Homers power Jays over Rays

ST. PETERSBURG – If chicks really do dig the long ball as the famous shoe ad in the early-1990s said, Toronto was feeling the love Saturday.

The Rays gave up three homers in a 6-2 loss at Tropicana Field, including a pair to Adam Lind, keeping the club from maintaining pace with the Red Sox, which extended its American League East division lead to two games.

“We still had a chance to keep it close, but they kept that cushion,” Rays manager Joe Maddon said of the loss. “They hit the balls through some holes.”

It didn’t take long for Tampa Bay starter Roberto Hernandez to get pounded, either. Just the third batter into the game, Jose Bautista launched a ball that was sure to clear the left field fence the moment it left the bat.

Then after he surrendered two more runs in the third and went unscathed in the fourth, Lind delivered his first moon shot against Hernandez, who picked up his 13th loss.

“I can’t control the losing,” Hernandez said. “I want to win… It’s a tough situation for me right now.”

The right-hander exited the game after just 5 2/3 innings after surrendering five runs – four earned – on seven hits and a walk. As had been the case with Hernandez through his rough season with Tampa Bay, when he lacked control, particularly on his slider on keeping it down in the strike zone, he got hammered.
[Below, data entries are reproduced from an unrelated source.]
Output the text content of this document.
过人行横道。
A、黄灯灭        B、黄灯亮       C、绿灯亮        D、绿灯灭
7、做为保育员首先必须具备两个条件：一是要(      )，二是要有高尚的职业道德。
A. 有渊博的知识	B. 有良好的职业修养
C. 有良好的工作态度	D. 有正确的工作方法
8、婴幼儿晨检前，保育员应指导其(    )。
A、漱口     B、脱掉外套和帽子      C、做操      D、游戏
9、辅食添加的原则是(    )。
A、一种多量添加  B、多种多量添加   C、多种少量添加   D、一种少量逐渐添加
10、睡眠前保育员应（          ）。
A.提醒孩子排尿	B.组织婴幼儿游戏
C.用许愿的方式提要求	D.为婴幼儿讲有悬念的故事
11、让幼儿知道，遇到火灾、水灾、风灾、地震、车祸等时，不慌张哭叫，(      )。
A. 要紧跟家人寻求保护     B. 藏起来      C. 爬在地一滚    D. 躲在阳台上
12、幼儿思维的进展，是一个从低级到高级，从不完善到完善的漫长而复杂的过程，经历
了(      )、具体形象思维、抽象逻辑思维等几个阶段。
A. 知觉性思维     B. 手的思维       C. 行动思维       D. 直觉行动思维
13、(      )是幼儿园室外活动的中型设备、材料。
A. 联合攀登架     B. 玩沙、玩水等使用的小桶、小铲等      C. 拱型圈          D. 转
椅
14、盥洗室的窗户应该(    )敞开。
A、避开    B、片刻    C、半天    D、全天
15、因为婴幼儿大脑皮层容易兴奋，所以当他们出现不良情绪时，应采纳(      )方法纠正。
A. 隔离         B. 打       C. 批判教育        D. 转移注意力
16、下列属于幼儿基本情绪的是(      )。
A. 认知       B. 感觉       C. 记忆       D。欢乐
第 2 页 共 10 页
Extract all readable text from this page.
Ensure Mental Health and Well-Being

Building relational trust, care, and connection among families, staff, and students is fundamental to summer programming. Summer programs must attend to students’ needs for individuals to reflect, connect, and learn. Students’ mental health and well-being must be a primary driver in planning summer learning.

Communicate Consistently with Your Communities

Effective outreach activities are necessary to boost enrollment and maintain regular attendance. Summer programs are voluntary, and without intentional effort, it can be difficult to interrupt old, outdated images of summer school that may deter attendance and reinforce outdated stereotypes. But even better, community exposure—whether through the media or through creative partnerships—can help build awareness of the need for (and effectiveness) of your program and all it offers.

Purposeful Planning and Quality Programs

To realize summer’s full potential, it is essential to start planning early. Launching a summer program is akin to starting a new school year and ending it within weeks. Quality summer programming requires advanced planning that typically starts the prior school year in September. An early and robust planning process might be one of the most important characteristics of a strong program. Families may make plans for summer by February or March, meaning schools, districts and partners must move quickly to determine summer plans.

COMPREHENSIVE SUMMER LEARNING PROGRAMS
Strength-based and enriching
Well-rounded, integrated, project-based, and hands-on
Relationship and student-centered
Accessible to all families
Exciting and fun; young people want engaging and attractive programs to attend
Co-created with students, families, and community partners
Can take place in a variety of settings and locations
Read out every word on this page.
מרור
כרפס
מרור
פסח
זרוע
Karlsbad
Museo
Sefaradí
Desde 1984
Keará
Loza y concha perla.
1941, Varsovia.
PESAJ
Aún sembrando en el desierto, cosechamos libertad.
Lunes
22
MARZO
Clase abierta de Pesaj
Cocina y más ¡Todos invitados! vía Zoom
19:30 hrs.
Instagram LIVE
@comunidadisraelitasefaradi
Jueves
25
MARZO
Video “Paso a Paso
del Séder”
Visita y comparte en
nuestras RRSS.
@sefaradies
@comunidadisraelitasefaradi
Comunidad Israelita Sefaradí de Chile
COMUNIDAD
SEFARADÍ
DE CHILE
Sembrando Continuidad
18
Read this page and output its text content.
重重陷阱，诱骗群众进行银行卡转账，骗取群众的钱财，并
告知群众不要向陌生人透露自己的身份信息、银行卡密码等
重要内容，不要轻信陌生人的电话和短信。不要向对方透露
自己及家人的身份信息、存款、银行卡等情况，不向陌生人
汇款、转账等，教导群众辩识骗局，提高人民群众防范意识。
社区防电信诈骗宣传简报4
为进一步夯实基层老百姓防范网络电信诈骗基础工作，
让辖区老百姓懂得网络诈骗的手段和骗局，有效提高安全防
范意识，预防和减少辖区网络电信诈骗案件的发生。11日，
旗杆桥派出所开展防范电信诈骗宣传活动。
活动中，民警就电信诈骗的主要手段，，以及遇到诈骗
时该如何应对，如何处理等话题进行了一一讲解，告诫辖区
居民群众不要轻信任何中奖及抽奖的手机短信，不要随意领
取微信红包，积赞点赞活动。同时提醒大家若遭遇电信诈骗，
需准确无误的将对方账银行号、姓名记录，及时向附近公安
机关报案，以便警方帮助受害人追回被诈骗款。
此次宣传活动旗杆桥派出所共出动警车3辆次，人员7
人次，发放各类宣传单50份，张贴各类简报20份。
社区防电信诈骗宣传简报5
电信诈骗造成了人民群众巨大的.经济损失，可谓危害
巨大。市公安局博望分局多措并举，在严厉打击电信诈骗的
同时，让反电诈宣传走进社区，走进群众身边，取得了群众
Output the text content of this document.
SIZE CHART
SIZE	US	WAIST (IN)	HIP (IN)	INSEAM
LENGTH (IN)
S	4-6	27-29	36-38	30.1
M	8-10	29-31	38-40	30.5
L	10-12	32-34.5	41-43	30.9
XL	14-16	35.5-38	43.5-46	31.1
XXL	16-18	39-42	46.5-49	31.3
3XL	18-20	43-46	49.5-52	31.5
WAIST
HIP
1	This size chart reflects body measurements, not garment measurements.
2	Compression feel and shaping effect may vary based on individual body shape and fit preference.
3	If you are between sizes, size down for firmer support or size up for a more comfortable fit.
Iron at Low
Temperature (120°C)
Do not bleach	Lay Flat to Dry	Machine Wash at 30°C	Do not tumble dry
“I know it doesn’t look good line-wise, but he did not throw that ball that badly,” said Maddon, coming to the defense of contact-oriented Hernandez. “The game is about these little moments – and I’ll say that maybe there has been the mistake in these crucial moments – but actually physically throwing the ball, he has not done that bad. We really have not supported him that well offensively.”

On the other end, Toronto starter J.A. Happ stymied Tampa Bay hitters throughout his 5 1/3 innings, allowing five hits and a walk to earn the win.

The only real trouble Happ faced came in the fourth when the Rays earned back-to-back singles, ending Happ’s perfect outing. Ben Zobrist followed it with a sacrifice fly that brought in Jason Bourgeois before a Yunel Escobar single plated Evan Longoria.

Happ’s outing was just the third since coming off the disabled list on Aug. 7 and the first since being on the bereavement list. More significantly, it was the first time Happ pitched under the dome of Tropicana Field since May 7 when a Desmond Jennings line drive struck him in the head, leaving him on the ground motionless for several minutes.

“I probably haven’t pitched the best here, and I looked forward to having the opportunity to come try and change that up a little bit,” Happ said. “… To me it’s over with. I’ve been talking about more of trying to come here and have a good game than the incident.”